Hypocrisy frustrates me no end. You can tell, can’t you? Usually, it’s right wing hypocrisy that gets me riled up most, simply because they’re in power and their hypocrisy is so blatant.
For instance: the Republicans have a love/hate relationship with “politics.” When the cameras are on and the microphones open, they moan and whine and sometimes are apoplectic about the other side “playing politics,” which in an of it self is hilarity at it’s finest — imagine, politicians playing politics, and the politicians in power upset about it! They must be pretty insecure in their position, don’t you think?

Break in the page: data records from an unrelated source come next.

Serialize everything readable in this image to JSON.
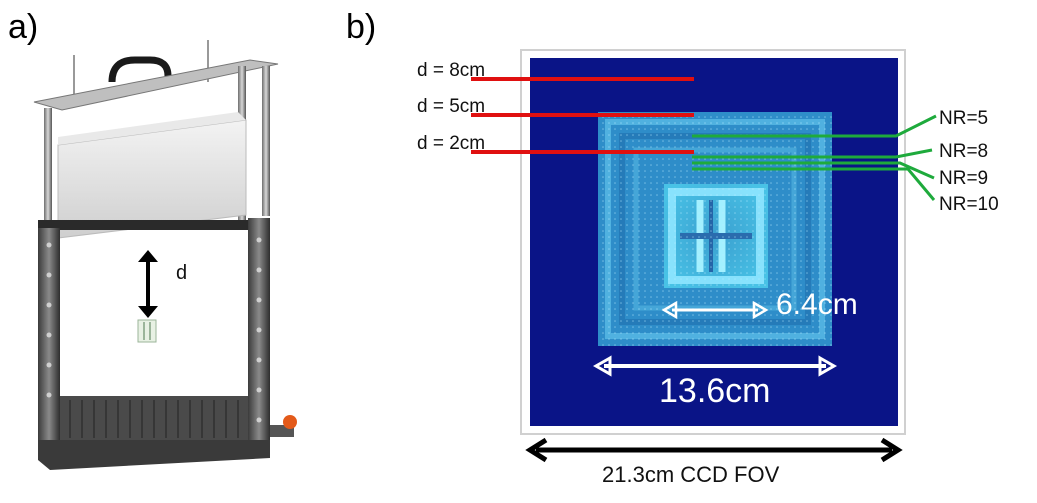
{
  "panels": {
    "a_label": "a)",
    "b_label": "b)"
  },
  "photo": {
    "d_label": "d"
  },
  "image_b": {
    "depth_labels": [
      "d = 8cm",
      "d = 5cm",
      "d = 2cm"
    ],
    "nr_labels": [
      "NR=5",
      "NR=8",
      "NR=9",
      "NR=10"
    ],
    "inner_dim": "6.4cm",
    "outer_dim": "13.6cm",
    "fov": "21.3cm CCD FOV"
  },
  "colors": {
    "background_navy": "#0a1487",
    "depth_line": "#e01010",
    "nr_line": "#1eaa3c"
  }
}
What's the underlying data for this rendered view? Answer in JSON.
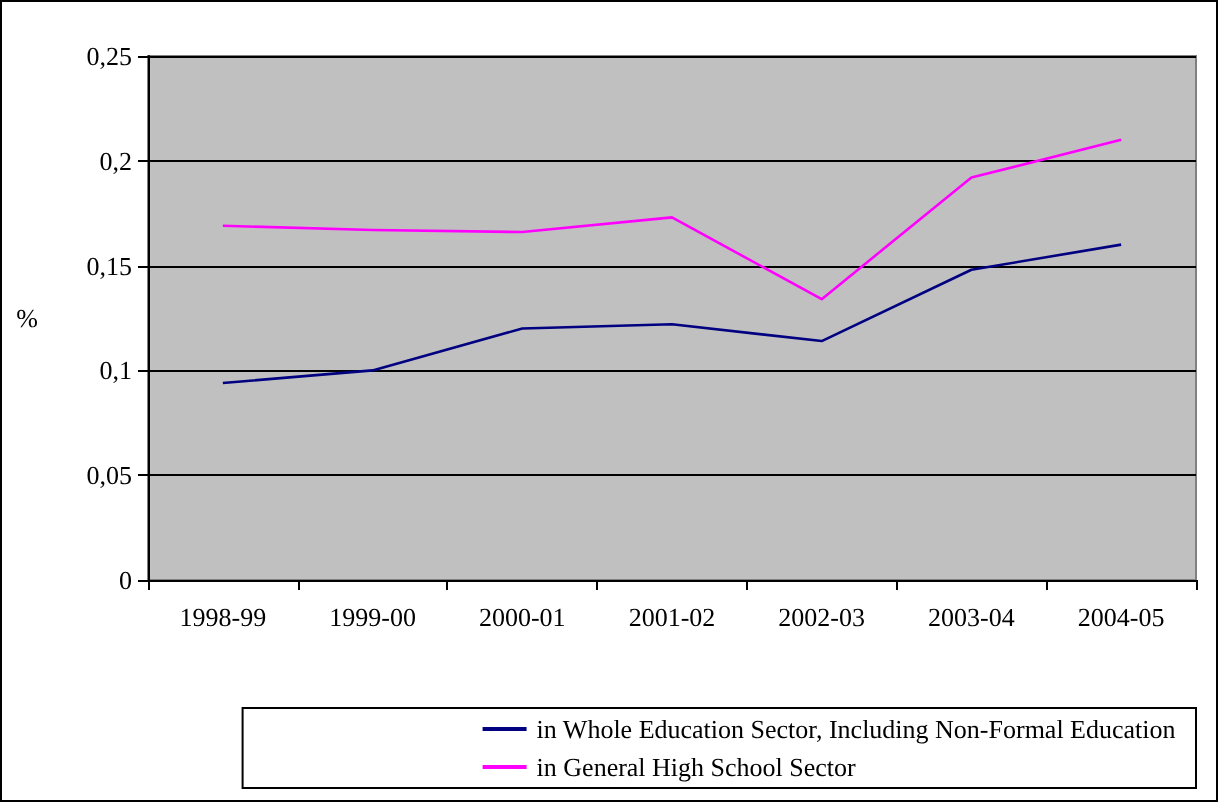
{
  "chart_data": {
    "type": "line",
    "ylabel": "%",
    "categories": [
      "1998-99",
      "1999-00",
      "2000-01",
      "2001-02",
      "2002-03",
      "2003-04",
      "2004-05"
    ],
    "series": [
      {
        "name": "in Whole Education Sector, Including Non-Formal Education",
        "color": "#000080",
        "values": [
          0.094,
          0.1,
          0.12,
          0.122,
          0.114,
          0.148,
          0.16
        ]
      },
      {
        "name": "in General High School Sector",
        "color": "#ff00ff",
        "values": [
          0.169,
          0.167,
          0.166,
          0.173,
          0.134,
          0.192,
          0.21
        ]
      }
    ],
    "ylim": [
      0,
      0.25
    ],
    "yticks": [
      {
        "value": 0,
        "label": "0"
      },
      {
        "value": 0.05,
        "label": "0,05"
      },
      {
        "value": 0.1,
        "label": "0,1"
      },
      {
        "value": 0.15,
        "label": "0,15"
      },
      {
        "value": 0.2,
        "label": "0,2"
      },
      {
        "value": 0.25,
        "label": "0,25"
      }
    ],
    "grid": "y",
    "legend": "bottom right",
    "marker": "none",
    "line_style": "solid"
  }
}
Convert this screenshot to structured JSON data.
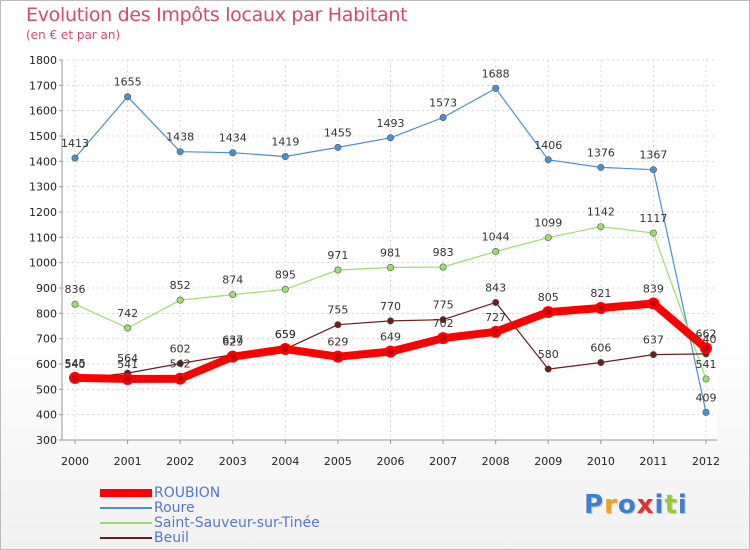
{
  "header": {
    "title": "Evolution des Impôts locaux par Habitant",
    "subtitle": "(en € et par an)"
  },
  "chart_data": {
    "type": "line",
    "title": "Evolution des Impôts locaux par Habitant",
    "subtitle": "(en € et par an)",
    "xlabel": "",
    "ylabel": "",
    "ylim": [
      300,
      1800
    ],
    "yticks": [
      300,
      400,
      500,
      600,
      700,
      800,
      900,
      1000,
      1100,
      1200,
      1300,
      1400,
      1500,
      1600,
      1700,
      1800
    ],
    "grid": true,
    "legend_position": "bottom-left",
    "categories": [
      "2000",
      "2001",
      "2002",
      "2003",
      "2004",
      "2005",
      "2006",
      "2007",
      "2008",
      "2009",
      "2010",
      "2011",
      "2012"
    ],
    "series": [
      {
        "name": "Roure",
        "color": "#4a90d0",
        "values": [
          1413,
          1655,
          1438,
          1434,
          1419,
          1455,
          1493,
          1573,
          1688,
          1406,
          1376,
          1367,
          409
        ]
      },
      {
        "name": "Saint-Sauveur-sur-Tinée",
        "color": "#99e06a",
        "values": [
          836,
          742,
          852,
          874,
          895,
          971,
          981,
          983,
          1044,
          1099,
          1142,
          1117,
          541
        ]
      },
      {
        "name": "Beuil",
        "color": "#6b1e1e",
        "values": [
          540,
          564,
          602,
          637,
          659,
          755,
          770,
          775,
          843,
          580,
          606,
          637,
          640
        ]
      },
      {
        "name": "ROUBION",
        "color": "#ff0000",
        "values": [
          545,
          541,
          542,
          629,
          659,
          629,
          649,
          702,
          727,
          805,
          821,
          839,
          662
        ]
      }
    ]
  },
  "legend": [
    {
      "label": "ROUBION",
      "color": "#ff0000",
      "thick": true
    },
    {
      "label": "Roure",
      "color": "#4a90d0",
      "thick": false
    },
    {
      "label": "Saint-Sauveur-sur-Tinée",
      "color": "#99e06a",
      "thick": false
    },
    {
      "label": "Beuil",
      "color": "#6b1e1e",
      "thick": false
    }
  ],
  "logo": {
    "text": "Proxiti",
    "letters": [
      "P",
      "r",
      "o",
      "x",
      "i",
      "t",
      "i"
    ],
    "colors": [
      "#3a7fd0",
      "#f0a020",
      "#3a7fd0",
      "#e03030",
      "#3a7fd0",
      "#99cc33",
      "#3a7fd0"
    ]
  }
}
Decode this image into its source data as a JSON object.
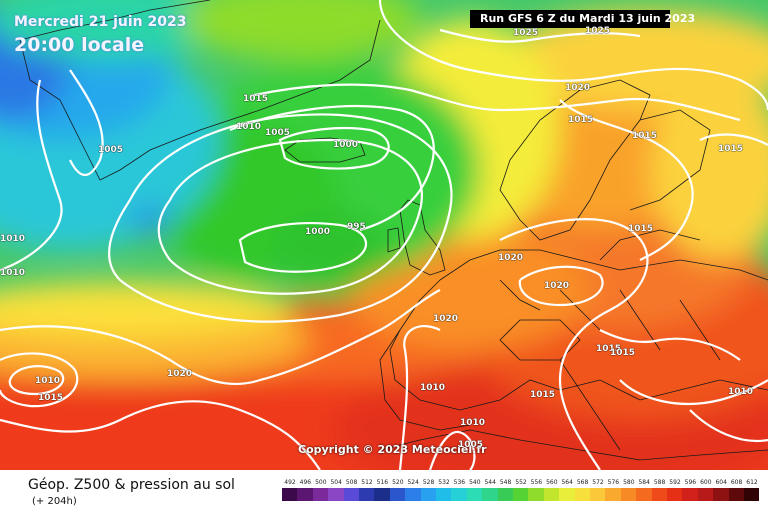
{
  "header": {
    "date": "Mercredi 21 juin 2023",
    "time": "20:00 locale",
    "run": "Run GFS 6 Z du Mardi 13 juin 2023"
  },
  "copyright": "Copyright © 2023 Meteociel.fr",
  "footer": {
    "title": "Géop. Z500 & pression au sol",
    "subtitle": "(+ 204h)"
  },
  "legend": {
    "ticks": [
      "492",
      "496",
      "500",
      "504",
      "508",
      "512",
      "516",
      "520",
      "524",
      "528",
      "532",
      "536",
      "540",
      "544",
      "548",
      "552",
      "556",
      "560",
      "564",
      "568",
      "572",
      "576",
      "580",
      "584",
      "588",
      "592",
      "596",
      "600",
      "604",
      "608",
      "612"
    ],
    "colors": [
      "#3c0a4a",
      "#5a1670",
      "#7a2a9a",
      "#8a46c4",
      "#5a4ad8",
      "#2d3bb0",
      "#1b2e8a",
      "#2a58cc",
      "#2c7fe8",
      "#2aa0f0",
      "#1fbde8",
      "#25d1d6",
      "#2bdcb4",
      "#2fd58a",
      "#38cc56",
      "#55d234",
      "#8fdc2c",
      "#c2e62e",
      "#e8ee3a",
      "#f8e03c",
      "#fbc83a",
      "#f9aa2e",
      "#f88a26",
      "#f46a1e",
      "#ef4a1a",
      "#e63016",
      "#d2211a",
      "#b81a1a",
      "#8e1212",
      "#5e0a0a",
      "#300404"
    ]
  },
  "isobars": [
    {
      "value": "1025",
      "lon": "left-top"
    },
    {
      "value": "1025"
    },
    {
      "value": "1020"
    },
    {
      "value": "1015"
    },
    {
      "value": "1015"
    },
    {
      "value": "1015"
    },
    {
      "value": "1015"
    },
    {
      "value": "1010"
    },
    {
      "value": "1005"
    },
    {
      "value": "1005"
    },
    {
      "value": "1000"
    },
    {
      "value": "1000"
    },
    {
      "value": "995"
    },
    {
      "value": "1010"
    },
    {
      "value": "1010"
    },
    {
      "value": "1020"
    },
    {
      "value": "1020"
    },
    {
      "value": "1020"
    },
    {
      "value": "1015"
    },
    {
      "value": "1015"
    },
    {
      "value": "1015"
    },
    {
      "value": "1010"
    },
    {
      "value": "1015"
    },
    {
      "value": "1020"
    },
    {
      "value": "1010"
    },
    {
      "value": "1015"
    },
    {
      "value": "1010"
    },
    {
      "value": "1005"
    },
    {
      "value": "1010"
    },
    {
      "value": "1015"
    },
    {
      "value": "1010"
    }
  ]
}
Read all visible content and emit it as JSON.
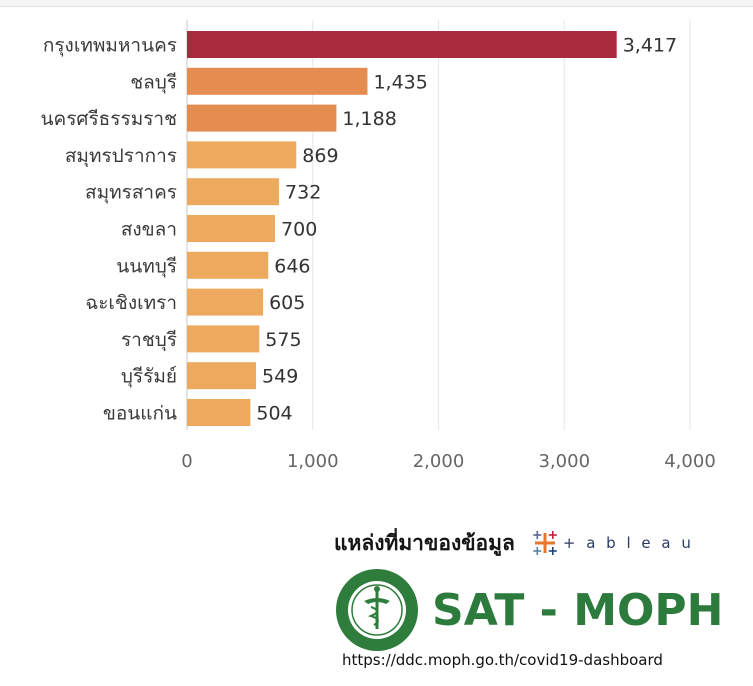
{
  "chart_data": {
    "type": "bar",
    "orientation": "horizontal",
    "categories": [
      "กรุงเทพมหานคร",
      "ชลบุรี",
      "นครศรีธรรมราช",
      "สมุทรปราการ",
      "สมุทรสาคร",
      "สงขลา",
      "นนทบุรี",
      "ฉะเชิงเทรา",
      "ราชบุรี",
      "บุรีรัมย์",
      "ขอนแก่น"
    ],
    "values": [
      3417,
      1435,
      1188,
      869,
      732,
      700,
      646,
      605,
      575,
      549,
      504
    ],
    "value_labels": [
      "3,417",
      "1,435",
      "1,188",
      "869",
      "732",
      "700",
      "646",
      "605",
      "575",
      "549",
      "504"
    ],
    "bar_colors": [
      "#aa2a3d",
      "#e58c50",
      "#e58c50",
      "#eda95e",
      "#eda95e",
      "#eda95e",
      "#eda95e",
      "#eda95e",
      "#eda95e",
      "#eda95e",
      "#eda95e"
    ],
    "xlim": [
      0,
      4000
    ],
    "xticks": [
      0,
      1000,
      2000,
      3000,
      4000
    ],
    "xtick_labels": [
      "0",
      "1,000",
      "2,000",
      "3,000",
      "4,000"
    ],
    "grid": true
  },
  "source": {
    "label": "แหล่งที่มาของข้อมูล",
    "tableau_text": "+ a b l e a u",
    "org_name": "SAT - MOPH",
    "url": "https://ddc.moph.go.th/covid19-dashboard"
  }
}
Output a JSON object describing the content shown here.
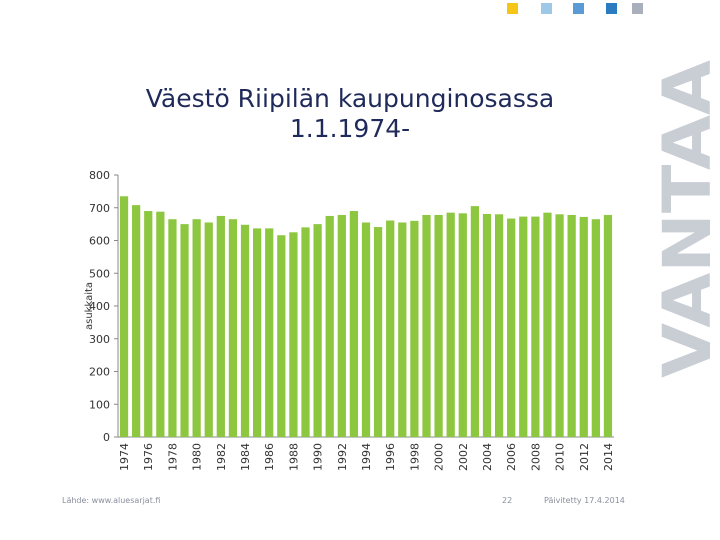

Anyway, here’s an example of the right wing doing exactly what they accuse the left wing of doing: inserting politics into something that is supposed to be non-political. Again.
A leading Republican donor who once suggested that public broadcasting journalists should be penalized for biased programs is the top candidate to succeed the controversial chairman at the Corporation for Public Broadcasting, according to people at CPB and others in public broadcasting.
Cheryl F. Halpern, who was appointed to the CPB board by President Bush three years ago, is in line to replace Kenneth Y. Tomlinson as the head of the agency that distributes federal funds to noncommercial radio and TV stations and serves as a buffer between public broadcasting and politicians seeking to influence its news reporting and programming.
… Halpern and her husband, Fred, have been major financial supporters of Republican candidates for years. At one point during the 2004 elections, Mother Jones magazine ranked the Halperns among the nation’s top 100 “hard” money donors (contributions made directly to candidates, not party organizations) and said they contributed a total of $81,800 to, among others, President Bush and Republican Sens. Trent Lott (Miss.), Sam Brownback (Kan.), Conrad Burns (Mont.) and Christopher Bond (Mo.). The magazine said that 95 percent of their contributions during that election cycle went to Republicans.
It’s just hilarious to me how people still describe CPB as a “buffer” between PBS and politics.